The 'mercenary' thing that will take longer to expire, and which I was referring to, is the grandparents rule. The new kids coming through now aren't going to have as many gp born overseas, so the amount of players that can leave with a prospect of International rugby offer are going to drop dramatically at some point. All these kiwi fellas playing for a PI, is going to stop sadly.


The new era problem that will replace those old concerns is now French and Japanese clubs (doing the same as NRL teams have done for decades by) picking kids out of school. The problem here is not so much a national identity one, than it is a farm system where 9 in 10 players are left with nothing. A stunted education and no support in a foreign country (well they'll get kicked out of those countries were they don't in Australia).

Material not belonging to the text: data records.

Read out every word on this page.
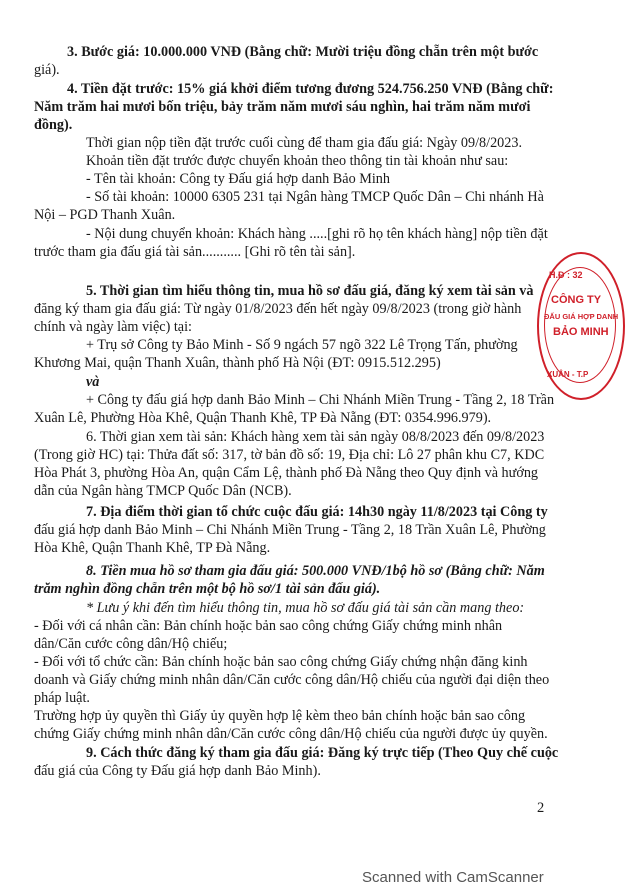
3. Bước giá: 10.000.000 VNĐ (Bằng chữ: Mười triệu đồng chẵn trên một bước
giá).
4. Tiền đặt trước: 15% giá khởi điểm tương đương 524.756.250 VNĐ (Bằng chữ:
Năm trăm hai mươi bốn triệu, bảy trăm năm mươi sáu nghìn, hai trăm năm mươi
đồng).
Thời gian nộp tiền đặt trước cuối cùng để tham gia đấu giá: Ngày 09/8/2023.
Khoản tiền đặt trước được chuyển khoản theo thông tin tài khoản như sau:
- Tên tài khoản: Công ty Đấu giá hợp danh Bảo Minh
- Số tài khoản: 10000 6305 231 tại Ngân hàng TMCP Quốc Dân – Chi nhánh Hà
Nội – PGD Thanh Xuân.
- Nội dung chuyển khoản: Khách hàng .....[ghi rõ họ tên khách hàng] nộp tiền đặt
trước tham gia đấu giá tài sản........... [Ghi rõ tên tài sản].
5. Thời gian tìm hiểu thông tin, mua hồ sơ đấu giá, đăng ký xem tài sản và
đăng ký tham gia đấu giá: Từ ngày 01/8/2023 đến hết ngày 09/8/2023 (trong giờ hành
chính và ngày làm việc) tại:
+ Trụ sở Công ty Bảo Minh - Số 9 ngách 57 ngõ 322 Lê Trọng Tấn, phường
Khương Mai, quận Thanh Xuân, thành phố Hà Nội (ĐT: 0915.512.295)
và
+ Công ty đấu giá hợp danh Bảo Minh – Chi Nhánh Miền Trung - Tầng 2, 18 Trần
Xuân Lê, Phường Hòa Khê, Quận Thanh Khê, TP Đà Nẵng (ĐT: 0354.996.979).
6. Thời gian xem tài sản: Khách hàng xem tài sản ngày 08/8/2023 đến 09/8/2023
(Trong giờ HC) tại: Thửa đất số: 317, tờ bản đồ số: 19, Địa chỉ: Lô 27 phân khu C7, KDC
Hòa Phát 3, phường Hòa An, quận Cẩm Lệ, thành phố Đà Nẵng theo Quy định và hướng
dẫn của Ngân hàng TMCP Quốc Dân (NCB).
7. Địa điểm thời gian tổ chức cuộc đấu giá: 14h30 ngày 11/8/2023 tại Công ty
đấu giá hợp danh Bảo Minh – Chi Nhánh Miền Trung - Tầng 2, 18 Trần Xuân Lê, Phường
Hòa Khê, Quận Thanh Khê, TP Đà Nẵng.
8. Tiền mua hồ sơ tham gia đấu giá: 500.000 VNĐ/1bộ hồ sơ (Bằng chữ: Năm
trăm nghìn đồng chẵn trên một bộ hồ sơ/1 tài sản đấu giá).
* Lưu ý khi đến tìm hiểu thông tin, mua hồ sơ đấu giá tài sản cần mang theo:
- Đối với cá nhân cần: Bản chính hoặc bản sao công chứng Giấy chứng minh nhân
dân/Căn cước công dân/Hộ chiếu;
- Đối với tổ chức cần: Bản chính hoặc bản sao công chứng Giấy chứng nhận đăng kinh
doanh và Giấy chứng minh nhân dân/Căn cước công dân/Hộ chiếu của người đại diện theo
pháp luật.
Trường hợp ủy quyền thì Giấy ủy quyền hợp lệ kèm theo bản chính hoặc bản sao công
chứng Giấy chứng minh nhân dân/Căn cước công dân/Hộ chiếu của người được ủy quyền.
9. Cách thức đăng ký tham gia đấu giá: Đăng ký trực tiếp (Theo Quy chế cuộc
đấu giá của Công ty Đấu giá hợp danh Bảo Minh).
2
Scanned with CamScanner
H.Đ : 32
CÔNG TY
ĐẤU GIÁ HỢP DANH
BẢO MINH
XUÂN - T.P
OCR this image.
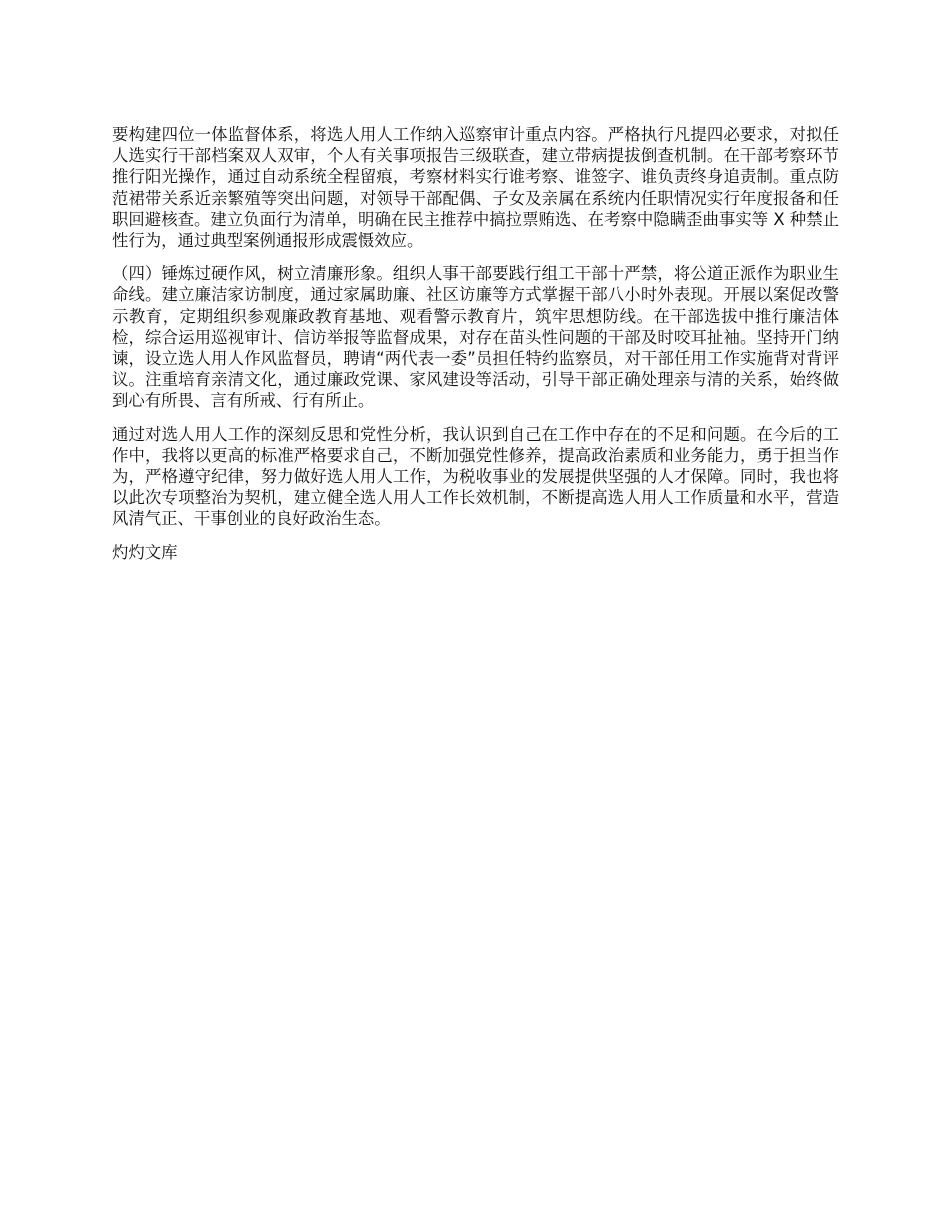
要构建四位一体监督体系，将选人用人工作纳入巡察审计重点内容。严格执行凡提四必要求，对拟任人选实行干部档案双人双审，个人有关事项报告三级联查，建立带病提拔倒查机制。在干部考察环节推行阳光操作，通过自动系统全程留痕，考察材料实行谁考察、谁签字、谁负责终身追责制。重点防范裙带关系近亲繁殖等突出问题，对领导干部配偶、子女及亲属在系统内任职情况实行年度报备和任职回避核查。建立负面行为清单，明确在民主推荐中搞拉票贿选、在考察中隐瞒歪曲事实等 X 种禁止性行为，通过典型案例通报形成震慑效应。

（四）锤炼过硬作风，树立清廉形象。组织人事干部要践行组工干部十严禁，将公道正派作为职业生命线。建立廉洁家访制度，通过家属助廉、社区访廉等方式掌握干部八小时外表现。开展以案促改警示教育，定期组织参观廉政教育基地、观看警示教育片，筑牢思想防线。在干部选拔中推行廉洁体检，综合运用巡视审计、信访举报等监督成果，对存在苗头性问题的干部及时咬耳扯袖。坚持开门纳谏，设立选人用人作风监督员，聘请“两代表一委”员担任特约监察员，对干部任用工作实施背对背评议。注重培育亲清文化，通过廉政党课、家风建设等活动，引导干部正确处理亲与清的关系，始终做到心有所畏、言有所戒、行有所止。

通过对选人用人工作的深刻反思和党性分析，我认识到自己在工作中存在的不足和问题。在今后的工作中，我将以更高的标准严格要求自己，不断加强党性修养，提高政治素质和业务能力，勇于担当作为，严格遵守纪律，努力做好选人用人工作，为税收事业的发展提供坚强的人才保障。同时，我也将以此次专项整治为契机，建立健全选人用人工作长效机制，不断提高选人用人工作质量和水平，营造风清气正、干事创业的良好政治生态。

灼灼文库
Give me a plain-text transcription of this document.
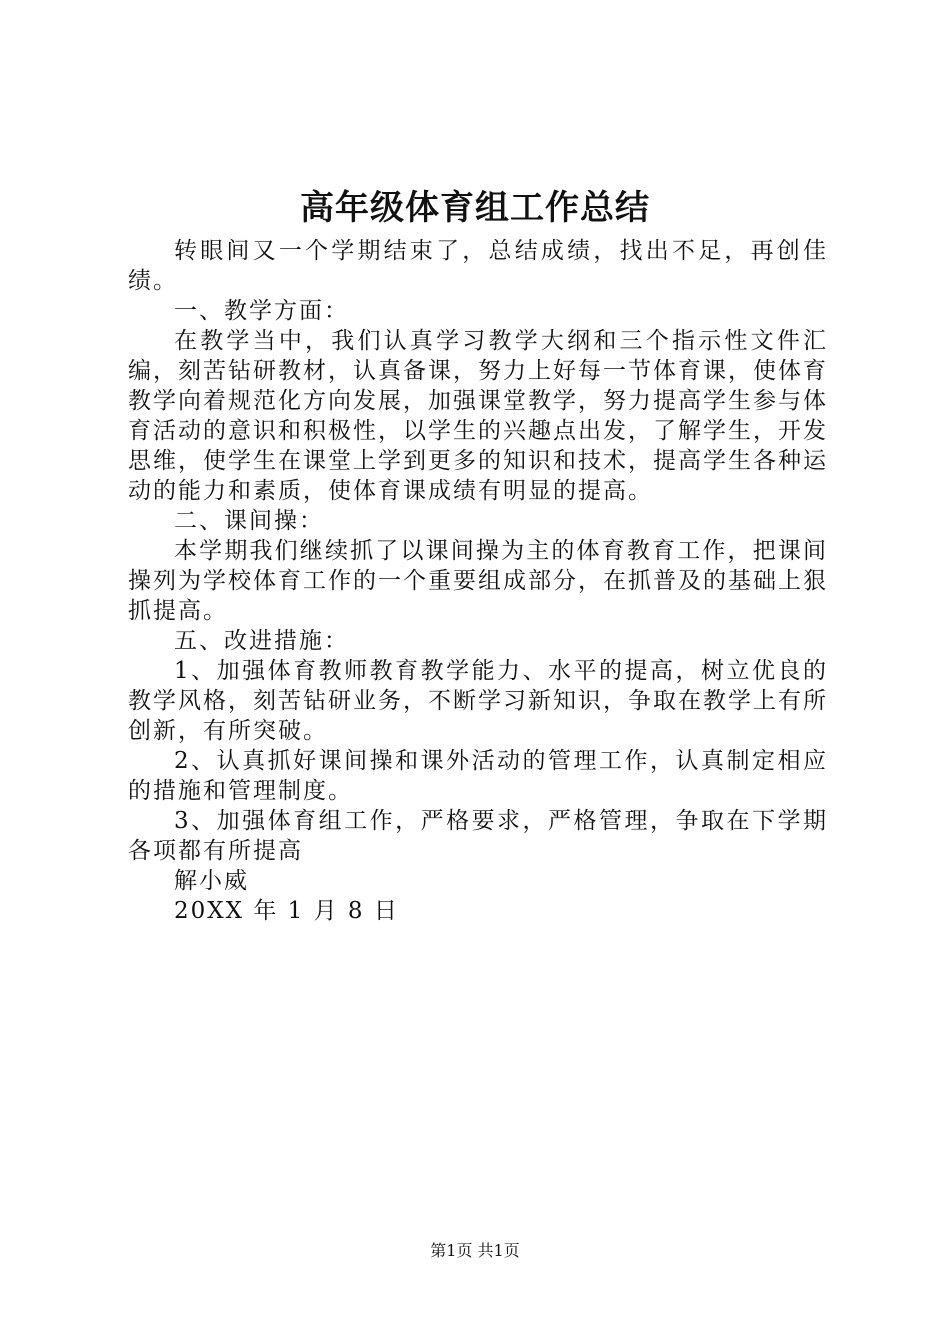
高年级体育组工作总结

转眼间又一个学期结束了，总结成绩，找出不足，再创佳绩。

一、教学方面：

在教学当中，我们认真学习教学大纲和三个指示性文件汇编，刻苦钻研教材，认真备课，努力上好每一节体育课，使体育教学向着规范化方向发展，加强课堂教学，努力提高学生参与体育活动的意识和积极性，以学生的兴趣点出发，了解学生，开发思维，使学生在课堂上学到更多的知识和技术，提高学生各种运动的能力和素质，使体育课成绩有明显的提高。

二、课间操：

本学期我们继续抓了以课间操为主的体育教育工作，把课间操列为学校体育工作的一个重要组成部分，在抓普及的基础上狠抓提高。

五、改进措施：

1、加强体育教师教育教学能力、水平的提高，树立优良的教学风格，刻苦钻研业务，不断学习新知识，争取在教学上有所创新，有所突破。

2、认真抓好课间操和课外活动的管理工作，认真制定相应的措施和管理制度。

3、加强体育组工作，严格要求，严格管理，争取在下学期各项都有所提高

解小威

20XX 年 1 月 8 日

第1页 共1页
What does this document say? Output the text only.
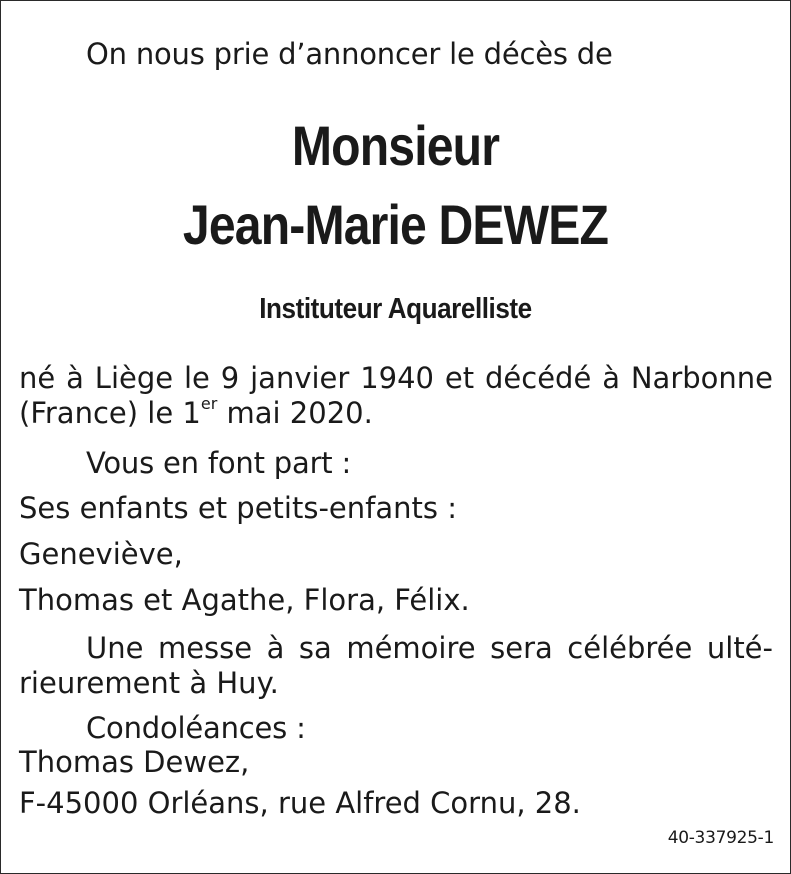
On nous prie d’annoncer le décès de
Monsieur
Jean-Marie DEWEZ
Instituteur Aquarelliste
né à Liège le 9 janvier 1940 et décédé à Narbonne
(France) le 1er mai 2020.
Vous en font part :
Ses enfants et petits-enfants :
Geneviève,
Thomas et Agathe, Flora, Félix.
Une messe à sa mémoire sera célébrée ulté-
rieurement à Huy.
Condoléances :
Thomas Dewez,
F-45000 Orléans, rue Alfred Cornu, 28.
40-337925-1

It's the same sort of situation were NZ would be the big guy, but there weren't many downsides with it. The only one I can think was brought up but a poster on this site, I can't recall who it was, but he seemed to know a lot of kids coming from the Islands weren't really given the capability to fly back home during school xms holidays etc. That is probably something that should be fixed by the union. Otherwise getting someone like Fakatava over here for his last year of school definitely results in NZ being able to pick the cherries off the top but it also allows that player to develop and be able to represent Tonga and under age and possibly even later in his career. Where as a kid being taken from NZ is arguably going to be worse off in every respect other than perhaps money. Not going to develop as a person, not going to develop as a player as much, so I have a lotof sympathy for NZs case that I don't include them in that group but I certainly see where you're coming from and it encourages other countries to think they can do the same while not realising they're making a much worse experience/situation.